The other two, as mentioned, both use mice chronically administered antibiotics, explicitly to increase effect size. I'm... not enthused about this. Lab mice already live in immunologically very weird conditions. Fecal microbiota transfer between young and aged mice reverses hallmarks of the aging gut, eye, and brain [I goofed, it was actually the SAMP8 paper] even had the mice raised individually to prevent the natural exchange of gut microbiota! Mice normally engage in mutual coprophagy, so FMTs are actually something they do naturally (weirdly enough, these studies tend to show that younger mice with FMTs from older mice tend to have worse health outcomes). 

I honestly don't feel comfortable extending any of these findings to humans, since the conditions are so different. Bathrooms, especially public bathrooms where almost no one flush with the toilet lid down, are filled with aerosolized fecal particles. I was unable to find any studies on the transmission of fecal bacteria via aerosols, but I suspect we're already microdosing FMTs every time we enter a bathroom.

This is one of those issues, where it's clear that Aubrey's list is missing elements of aging that do exist. 

Is it possible to grow the microbes in a lab, after obtaining them? Then you would not need so many donors.

No. First of all we don't know which microbes and in which quantities we want. We have more or less no clue what constitutes a good microbiome. Bacteriophages also seem to play an important role that we know even less about.

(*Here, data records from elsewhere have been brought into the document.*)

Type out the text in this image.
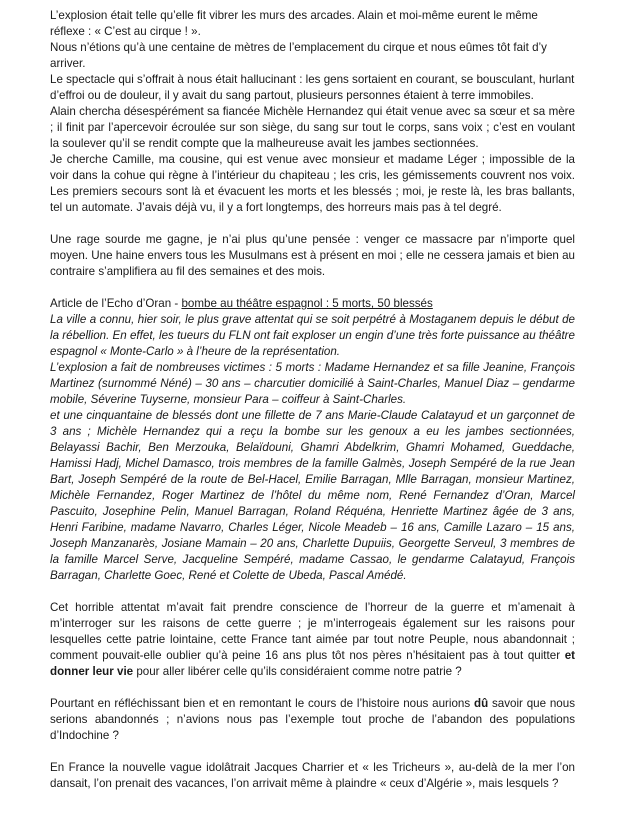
L’explosion était telle qu’elle fit vibrer les murs des arcades. Alain et moi-même eurent le même réflexe : « C’est au cirque ! ».

Nous n’étions qu’à une centaine de mètres de l’emplacement du cirque et nous eûmes tôt fait d’y arriver.

Le spectacle qui s’offrait à nous était hallucinant : les gens sortaient en courant, se bousculant, hurlant d’effroi ou de douleur, il y avait du sang partout, plusieurs personnes étaient à terre immobiles.

Alain chercha désespérément sa fiancée Michèle Hernandez qui était venue avec sa sœur et sa mère ; il finit par l’apercevoir écroulée sur son siège, du sang sur tout le corps, sans voix ; c’est en voulant la soulever qu’il se rendit compte que la malheureuse avait les jambes sectionnées.

Je cherche Camille, ma cousine, qui est venue avec monsieur et madame Léger ; impossible de la voir dans la cohue qui règne à l’intérieur du chapiteau ; les cris, les gémissements couvrent nos voix. Les premiers secours sont là et évacuent les morts et les blessés ; moi, je reste là, les bras ballants, tel un automate. J’avais déjà vu, il y a fort longtemps, des horreurs mais pas à tel degré.

Une rage sourde me gagne, je n’ai plus qu’une pensée : venger ce massacre par n’importe quel moyen. Une haine envers tous les Musulmans est à présent en moi ; elle ne cessera jamais et bien au contraire s’amplifiera au fil des semaines et des mois.

Article de l’Echo d’Oran - bombe au théâtre espagnol : 5 morts, 50 blessés

La ville a connu, hier soir, le plus grave attentat qui se soit perpétré à Mostaganem depuis le début de la rébellion. En effet, les tueurs du FLN ont fait exploser un engin d’une très forte puissance au théâtre espagnol « Monte-Carlo » à l’heure de la représentation.

L’explosion a fait de nombreuses victimes : 5 morts : Madame Hernandez et sa fille Jeanine, François Martinez (surnommé Néné) – 30 ans – charcutier domicilié à Saint-Charles, Manuel Diaz – gendarme mobile, Séverine Tuyserne, monsieur Para – coiffeur à Saint-Charles.

et une cinquantaine de blessés dont une fillette de 7 ans Marie-Claude Calatayud et un garçonnet de 3 ans ; Michèle Hernandez qui a reçu la bombe sur les genoux a eu les jambes sectionnées, Belayassi Bachir, Ben Merzouka, Belaïdouni, Ghamri Abdelkrim, Ghamri Mohamed, Gueddache, Hamissi Hadj, Michel Damasco, trois membres de la famille Galmès, Joseph Sempéré de la rue Jean Bart, Joseph Sempéré de la route de Bel-Hacel, Emilie Barragan, Mlle Barragan, monsieur Martinez, Michèle Fernandez, Roger Martinez de l’hôtel du même nom, René Fernandez d’Oran, Marcel Pascuito, Josephine Pelin, Manuel Barragan, Roland Réquéna, Henriette Martinez âgée de 3 ans, Henri Faribine, madame Navarro, Charles Léger, Nicole Meadeb – 16 ans, Camille Lazaro – 15 ans, Joseph Manzanarès, Josiane Mamain – 20 ans, Charlette Dupuiis, Georgette Serveul, 3 membres de la famille Marcel Serve, Jacqueline Sempéré, madame Cassao, le gendarme Calatayud, François Barragan, Charlette Goec, René et Colette de Ubeda, Pascal Amédé.

Cet horrible attentat m’avait fait prendre conscience de l’horreur de la guerre et m’amenait à m’interroger sur les raisons de cette guerre ; je m’interrogeais également sur les raisons pour lesquelles cette patrie lointaine, cette France tant aimée par tout notre Peuple, nous abandonnait ; comment pouvait-elle oublier qu’à peine 16 ans plus tôt nos pères n’hésitaient pas à tout quitter et donner leur vie pour aller libérer celle qu’ils considéraient comme notre patrie ?

Pourtant en réfléchissant bien et en remontant le cours de l’histoire nous aurions dû savoir que nous serions abandonnés ; n’avions nous pas l’exemple tout proche de l’abandon des populations d’Indochine ?

En France la nouvelle vague idolâtrait Jacques Charrier et « les Tricheurs », au-delà de la mer l’on dansait, l’on prenait des vacances, l’on arrivait même à plaindre « ceux d’Algérie », mais lesquels ?
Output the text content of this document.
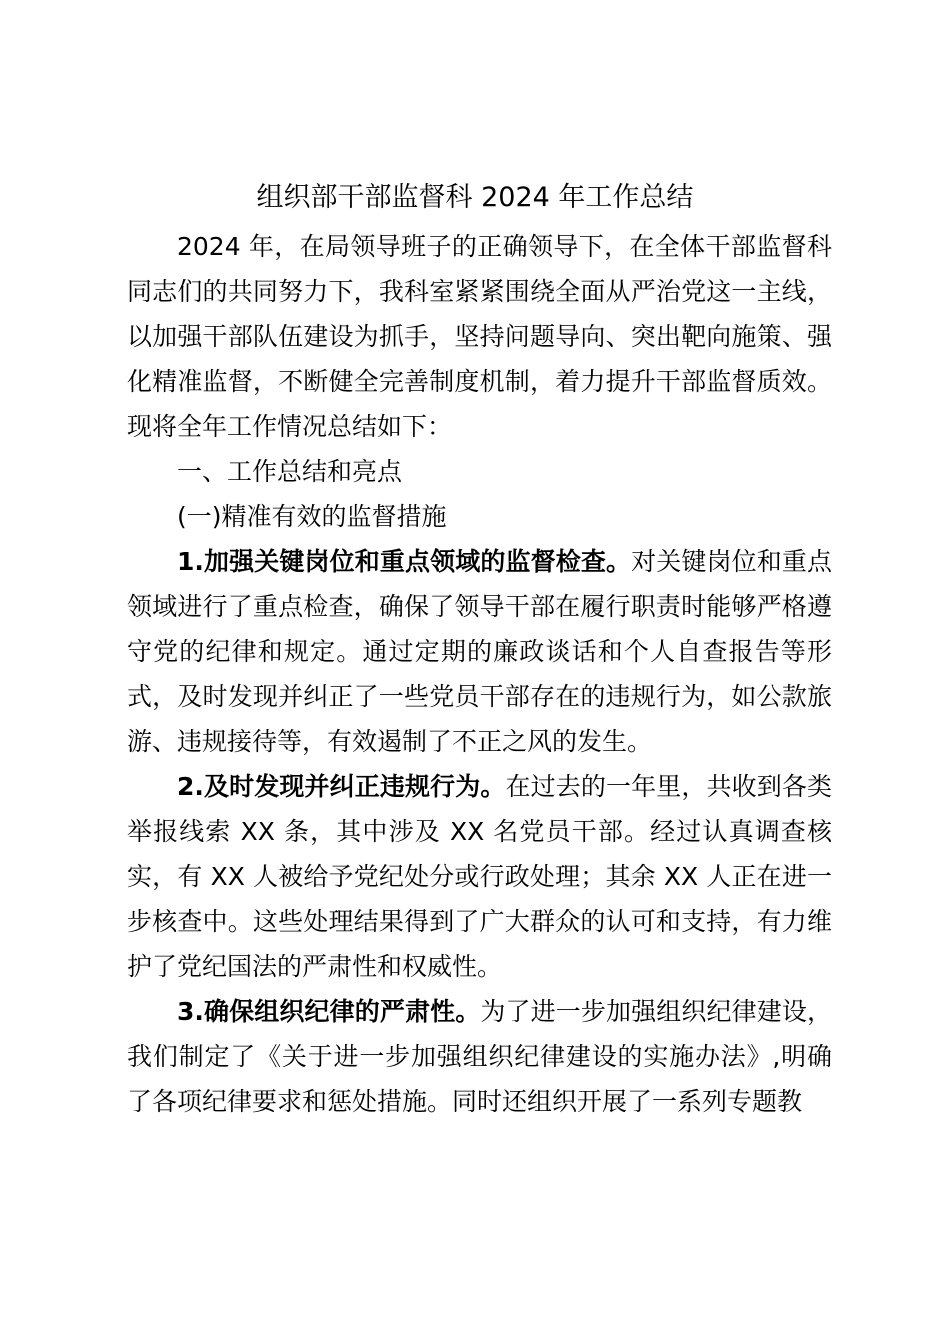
组织部干部监督科 2024 年工作总结

2024 年，在局领导班子的正确领导下，在全体干部监督科同志们的共同努力下，我科室紧紧围绕全面从严治党这一主线，以加强干部队伍建设为抓手，坚持问题导向、突出靶向施策、强化精准监督，不断健全完善制度机制，着力提升干部监督质效。现将全年工作情况总结如下：

一、工作总结和亮点

(一)精准有效的监督措施

1.加强关键岗位和重点领域的监督检查。对关键岗位和重点领域进行了重点检查，确保了领导干部在履行职责时能够严格遵守党的纪律和规定。通过定期的廉政谈话和个人自查报告等形式，及时发现并纠正了一些党员干部存在的违规行为，如公款旅游、违规接待等，有效遏制了不正之风的发生。

2.及时发现并纠正违规行为。在过去的一年里，共收到各类举报线索 XX 条，其中涉及 XX 名党员干部。经过认真调查核实，有 XX 人被给予党纪处分或行政处理；其余 XX 人正在进一步核查中。这些处理结果得到了广大群众的认可和支持，有力维护了党纪国法的严肃性和权威性。

3.确保组织纪律的严肃性。为了进一步加强组织纪律建设，我们制定了《关于进一步加强组织纪律建设的实施办法》,明确了各项纪律要求和惩处措施。同时还组织开展了一系列专题教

That's the beauty of FMT - we don't need to know!

Second, most microbes in the gut are anaerobic and thus cannot be grown easily. There is not a single anaerobic probiotic available at this point. That's why probiotics don't come even close to replacing something like FMT, which is done suh that bacteriophages and anaerobic microbes survive.

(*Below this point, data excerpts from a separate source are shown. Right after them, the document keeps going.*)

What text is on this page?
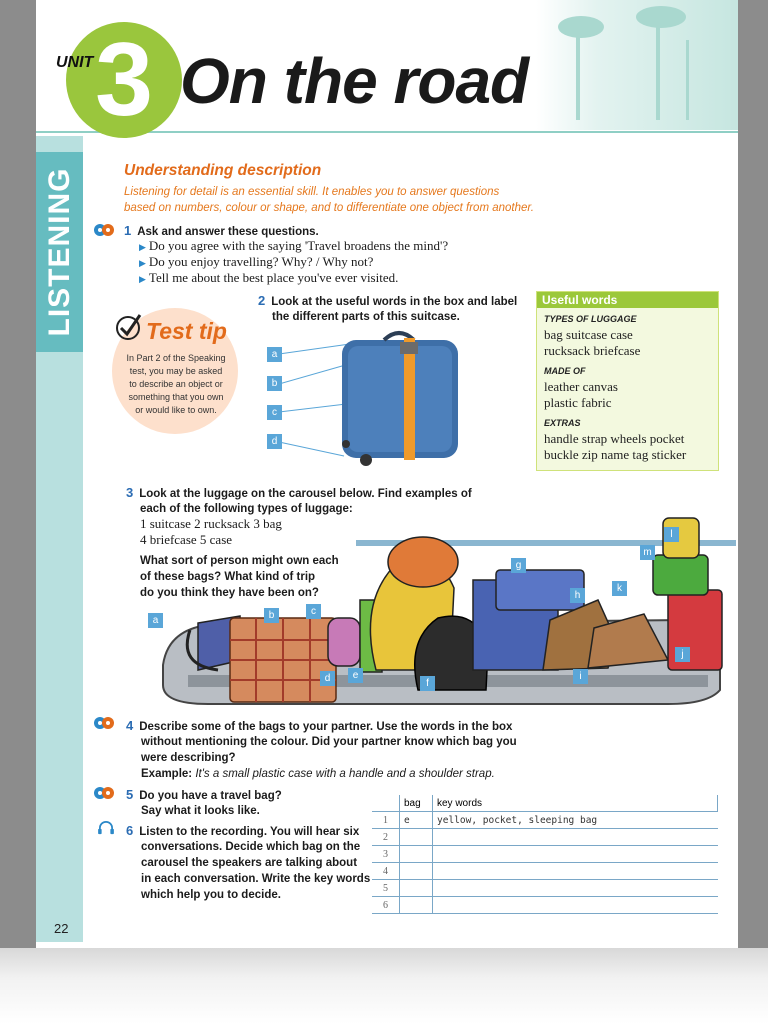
3
UNIT On the road
LISTENING
22
Understanding description
Listening for detail is an essential skill. It enables you to answer questions
based on numbers, colour or shape, and to differentiate one object from another.
1 Ask and answer these questions.
▶ Do you agree with the saying 'Travel broadens the mind'?
▶ Do you enjoy travelling? Why? / Why not?
▶ Tell me about the best place you've ever visited.
Test tip
In Part 2 of the Speaking test, you may be asked to describe an object or something that you own or would like to own.
2 Look at the useful words in the box and label
the different parts of this suitcase.
a
b
c
d
Useful words
TYPES OF LUGGAGE
bag suitcase case
rucksack briefcase
MADE OF
leather canvas
plastic fabric
EXTRAS
handle strap wheels pocket
buckle zip name tag sticker
3 Look at the luggage on the carousel below. Find examples of
each of the following types of luggage:
1 suitcase 2 rucksack 3 bag
4 briefcase 5 case
What sort of person might own each
of these bags? What kind of trip
do you think they have been on?
a	b	c
d	e
f
g
h
i
j
k
l
m
4 Describe some of the bags to your partner. Use the words in the box
without mentioning the colour. Did your partner know which bag you
were describing?
Example: It's a small plastic case with a handle and a shoulder strap.
5 Do you have a travel bag?
Say what it looks like.
6 Listen to the recording. You will hear six
conversations. Decide which bag on the
carousel the speakers are talking about
in each conversation. Write the key words
which help you to decide.
	bag	key words
1	e	yellow, pocket, sleeping bag
2		
3		
4		
5		
6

The problem of "growing artificial poop in the lab" for e.g. FMT pills, is similarly difficult/impossible at this point like growing ordinary "dirt".

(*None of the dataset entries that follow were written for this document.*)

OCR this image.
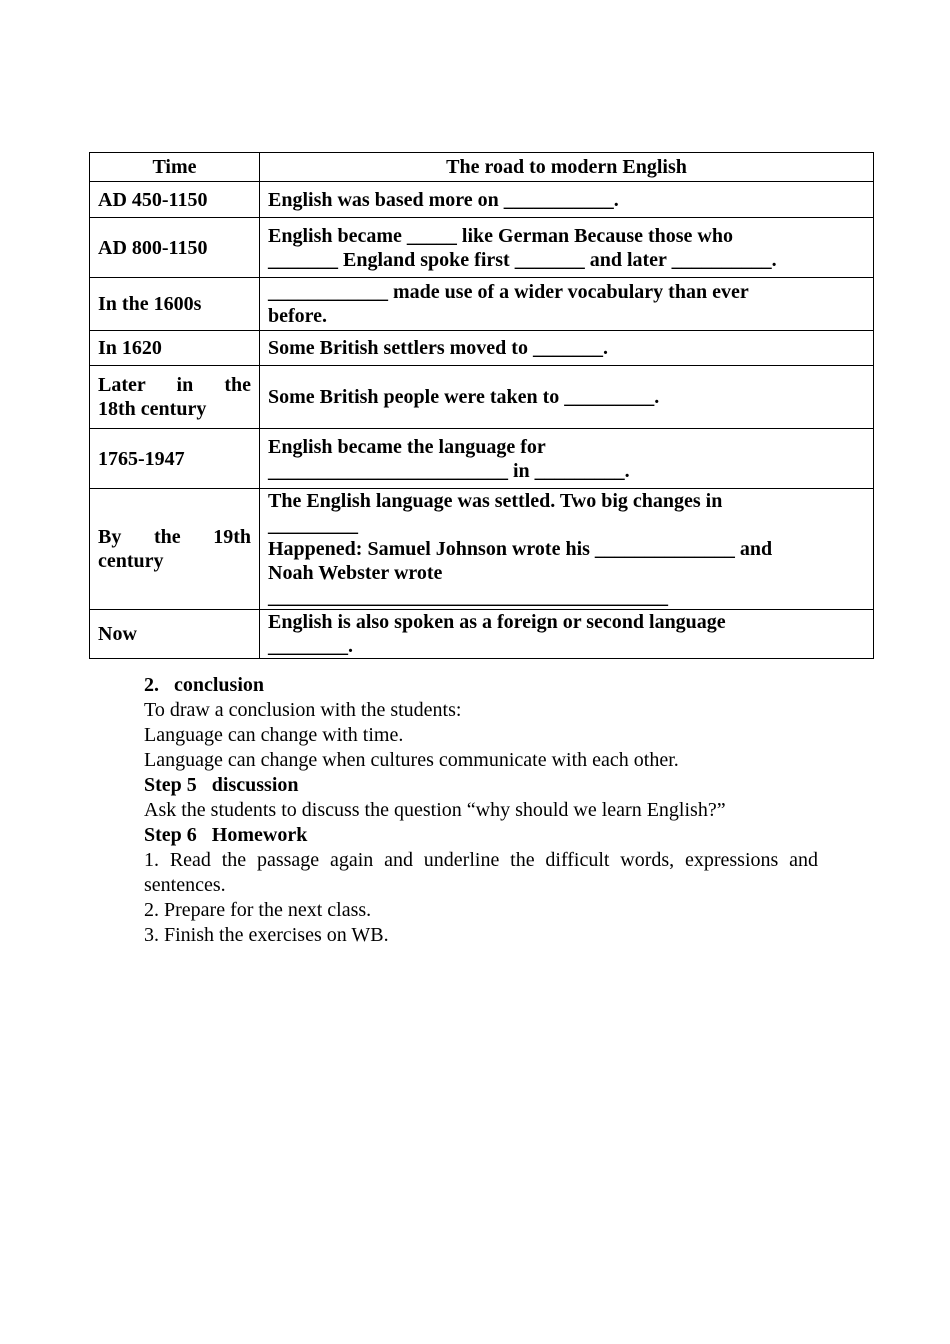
Time	The road to modern English
AD 450-1150	English was based more on ___________.
AD 800-1150	English became _____ like German Because those who
_______ England spoke first _______ and later __________.

In the 1600s	____________ made use of a wider vocabulary than ever
before.

In 1620	Some British settlers moved to _______.

Later in the
18th century	Some British people were taken to _________.
1765-1947	English became the language for
________________________ in _________.

By the 19th
century	The English language was settled. Two big changes in
_________
Happened: Samuel Johnson wrote his ______________ and
Noah Webster wrote
________________________________________

Now	English is also spoken as a foreign or second language
________.

2. conclusion

To draw a conclusion with the students:

Language can change with time.

Language can change when cultures communicate with each other.

Step 5 discussion

Ask the students to discuss the question “why should we learn English?”

Step 6 Homework

1. Read the passage again and underline the difficult words, expressions and sentences.

2. Prepare for the next class.

3. Finish the exercises on WB.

Is there any information on durability of treatment and/or longevity in storage?  Is this something you'll need to do for a month every few years, or a one-time thing in your 40s, or some other periodicity?

More importantly, this isn't particularly high-tech, what's the reason it's not common among at least some sub-groups of people who could have socially discovered this anytime since disease pathways have been common knowledge?  

Re. your first question: Not really known, but you can make educated guesses after reading Human Microbes FMT wiki.

Second question: There is a pretty active FMT online community. E.g. there are several facebook groups. Ppl have been doing this privately for a while now.

Interesting; I did several Fecal Microbiota Transplants (I'd rather say transfers, as it is not really a transplant) in the past trying to address severe antibiotic damage and one of the first things I noticed was that my skin and face (in my 40s) looked much younger in a matter of days. It was like an instant lifting. These effects faded away in weeks, not sure if totally but it was something unexpected from this procedure. I also noticed some other nice "side effects" related to aging, and some other effects not so nice like skin itching and many skin rashes for days (my doc said it was an immune activation).